I have just planted late Radishes in the seed bed, and Spring onions. There is one big difference in the way that I'm planting now; I have bought a good yardage of very thin fleece I think it is called, and with a garden seething wth birds of about 15 different species, I may have more success with veggies than hitherto!! If it goes on warm I shall even have some spring onions before long.
Last night I could positively feel the warmth of the soil coming up from the ground, unlike spring time when you can still feel the cold therefrom!
The grape vine seedlings are so far, so successful that i am wondering where I can put the post and wire on which to train them.
I don't know how many of us train produce, being mainly veggie gardening, but I have an acquaintance who claims to leave his cabbage "trunks" in over the winter and get a new crop from it the following year.They are pretty enormously thick!
For all valuabe fruit growing and shrubs, a good knowledge of training/topiary is essential.
I'm just extracting Apple juice and wondering which branches to have for fire wood since the apples are getting smaller on the non-sun side of the tree. Thought for two or three nights of warmth from Malus, not the divine Oak, but pretty darned good all the same!
Acorns were eaten in times of poor crops 3-400 years ago, but not necessarily with good effect on the metabolism, by all accounts. Lupin bean seeds are an alternative to Broad beans and Soy beans.Argetnina has glorious displays of edible Lupin by the roadside which have now been abandoned in favour of the mass produced Soy from the very fertile plains near Brazil/Paraguay.

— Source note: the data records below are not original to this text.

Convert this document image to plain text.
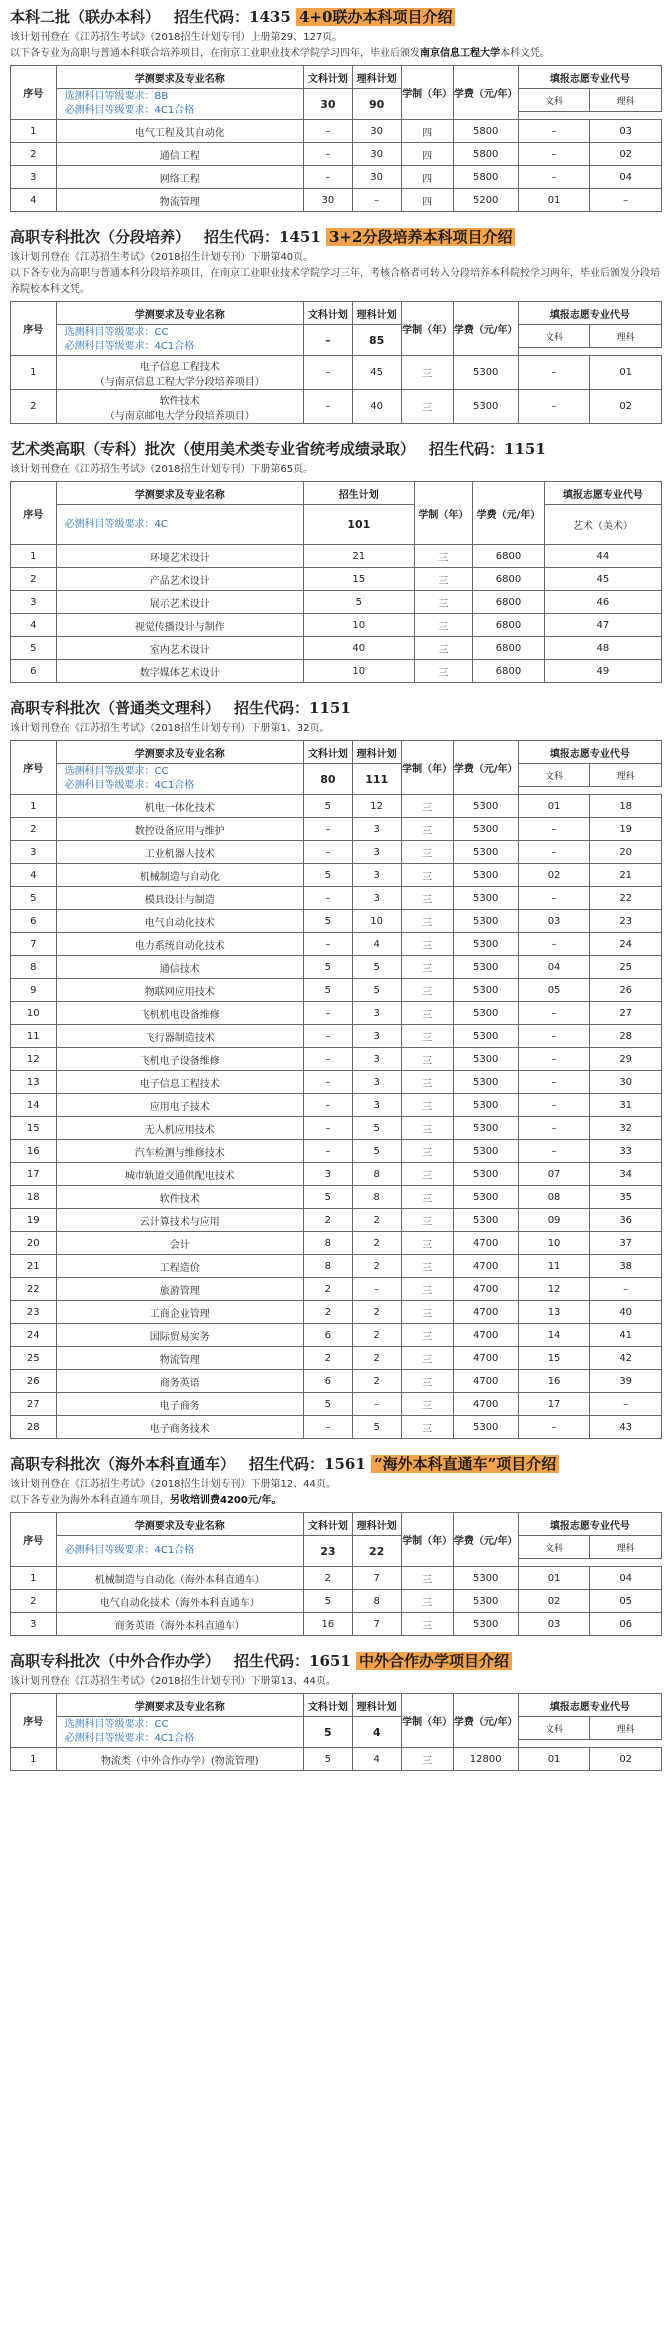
本科二批（联办本科） 招生代码：1435 4+0联办本科项目介绍
该计划刊登在《江苏招生考试》（2018招生计划专刊）上册第29、127页。
以下各专业为高职与普通本科联合培养项目，在南京工业职业技术学院学习四年，毕业后颁发南京信息工程大学本科文凭。
序号	学测要求及专业名称	文科计划	理科计划	学制（年）	学费（元/年）	填报志愿专业代号	

	选测科目等级要求：BB
必测科目等级要求：4C1合格	30	90			文科	理科

1	电气工程及其自动化	–	30	四	5800	–	03
2	通信工程	–	30	四	5800	–	02
3	网络工程	–	30	四	5800	–	04
4	物流管理	30	–	四	5200	01	–
高职专科批次（分段培养） 招生代码：1451 3+2分段培养本科项目介绍
该计划刊登在《江苏招生考试》（2018招生计划专刊）下册第40页。
以下各专业为高职与普通本科分段培养项目，在南京工业职业技术学院学习三年，考核合格者可转入分段培养本科院校学习两年，毕业后颁发分段培养院校本科文凭。
序号	学测要求及专业名称	文科计划	理科计划	学制（年）	学费（元/年）	填报志愿专业代号	

	选测科目等级要求：CC
必测科目等级要求：4C1合格	–	85			文科	理科

1	电子信息工程技术
（与南京信息工程大学分段培养项目）	–	45	三	5300	–	01
2	软件技术
（与南京邮电大学分段培养项目）	–	40	三	5300	–	02
艺术类高职（专科）批次（使用美术类专业省统考成绩录取） 招生代码：1151
该计划刊登在《江苏招生考试》（2018招生计划专刊）下册第65页。
序号	学测要求及专业名称	招生计划	学制（年）	学费（元/年）	填报志愿专业代号

	必测科目等级要求：4C	101			艺术（美术）
1	环境艺术设计	21	三	6800	44
2	产品艺术设计	15	三	6800	45
3	展示艺术设计	5	三	6800	46
4	视觉传播设计与制作	10	三	6800	47
5	室内艺术设计	40	三	6800	48
6	数字媒体艺术设计	10	三	6800	49
高职专科批次（普通类文理科） 招生代码：1151
该计划刊登在《江苏招生考试》（2018招生计划专刊）下册第1、32页。
序号	学测要求及专业名称	文科计划	理科计划	学制（年）	学费（元/年）	填报志愿专业代号	

	选测科目等级要求：CC
必测科目等级要求：4C1合格	80	111			文科	理科

1	机电一体化技术	5	12	三	5300	01	18
2	数控设备应用与维护	–	3	三	5300	–	19
3	工业机器人技术	–	3	三	5300	–	20
4	机械制造与自动化	5	3	三	5300	02	21
5	模具设计与制造	–	3	三	5300	–	22
6	电气自动化技术	5	10	三	5300	03	23
7	电力系统自动化技术	–	4	三	5300	–	24
8	通信技术	5	5	三	5300	04	25
9	物联网应用技术	5	5	三	5300	05	26
10	飞机机电设备维修	–	3	三	5300	–	27
11	飞行器制造技术	–	3	三	5300	–	28
12	飞机电子设备维修	–	3	三	5300	–	29
13	电子信息工程技术	–	3	三	5300	–	30
14	应用电子技术	–	3	三	5300	–	31
15	无人机应用技术	–	5	三	5300	–	32
16	汽车检测与维修技术	–	5	三	5300	–	33
17	城市轨道交通供配电技术	3	8	三	5300	07	34
18	软件技术	5	8	三	5300	08	35
19	云计算技术与应用	2	2	三	5300	09	36
20	会计	8	2	三	4700	10	37
21	工程造价	8	2	三	4700	11	38
22	旅游管理	2	–	三	4700	12	–
23	工商企业管理	2	2	三	4700	13	40
24	国际贸易实务	6	2	三	4700	14	41
25	物流管理	2	2	三	4700	15	42
26	商务英语	6	2	三	4700	16	39
27	电子商务	5	–	三	4700	17	–
28	电子商务技术	–	5	三	5300	–	43
高职专科批次（海外本科直通车） 招生代码：1561 “海外本科直通车”项目介绍
该计划刊登在《江苏招生考试》（2018招生计划专刊）下册第12、44页。
以下各专业为海外本科直通车项目，另收培训费4200元/年。
序号	学测要求及专业名称	文科计划	理科计划	学制（年）	学费（元/年）	填报志愿专业代号	

	必测科目等级要求：4C1合格	23	22			文科	理科

1	机械制造与自动化（海外本科直通车）	2	7	三	5300	01	04
2	电气自动化技术（海外本科直通车）	5	8	三	5300	02	05
3	商务英语（海外本科直通车）	16	7	三	5300	03	06
高职专科批次（中外合作办学） 招生代码：1651 中外合作办学项目介绍
该计划刊登在《江苏招生考试》（2018招生计划专刊）下册第13、44页。
序号	学测要求及专业名称	文科计划	理科计划	学制（年）	学费（元/年）	填报志愿专业代号	

	选测科目等级要求：CC
必测科目等级要求：4C1合格	5	4			文科	理科

1	物流类（中外合作办学）(物流管理)	5	4	三	12800	01	02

I came across a Pakistan citizen of these islands harvesting poppy seed from the decaying poppies in a Hyde Park Garden a few weeks ago, which made me laugh. He thought he was stealing, but he was only helping keep the garden tidy with some pruning. He wanted them for his bread top.
I was most disappointed to find that I only had one species of poppy flower left, the blessed Flanders poppy, single petals, so I looked long and hard and then longer and harder, and discovered that in fact entirely unplanted/seeded by me, there were/are seven species/varieties of poppy in the garden (Papaver/Meconopsis whatever). All the other species, and they are all edible according to my Hyde Park adviser, are taller and stronger than the Flanders variety, which also comes out earlier than the others. I do now know which species I need to buy again to get back to the 15 or so varieties I had flowering 3-4 years ago, including one delightful little miss called "Candytuft" which is probably hybridised or X'ed in some way.
Knowing when to harvest the seed is a problem. You may say that it does not matter as long as there are germs there, but ripeness of seed is surely an important factor in the potential for new increase/growing the following year? It may be that i harevsted them too early one year, but it is mighty difficult hanging around until they are ready to spread themselves, in whichever way they do!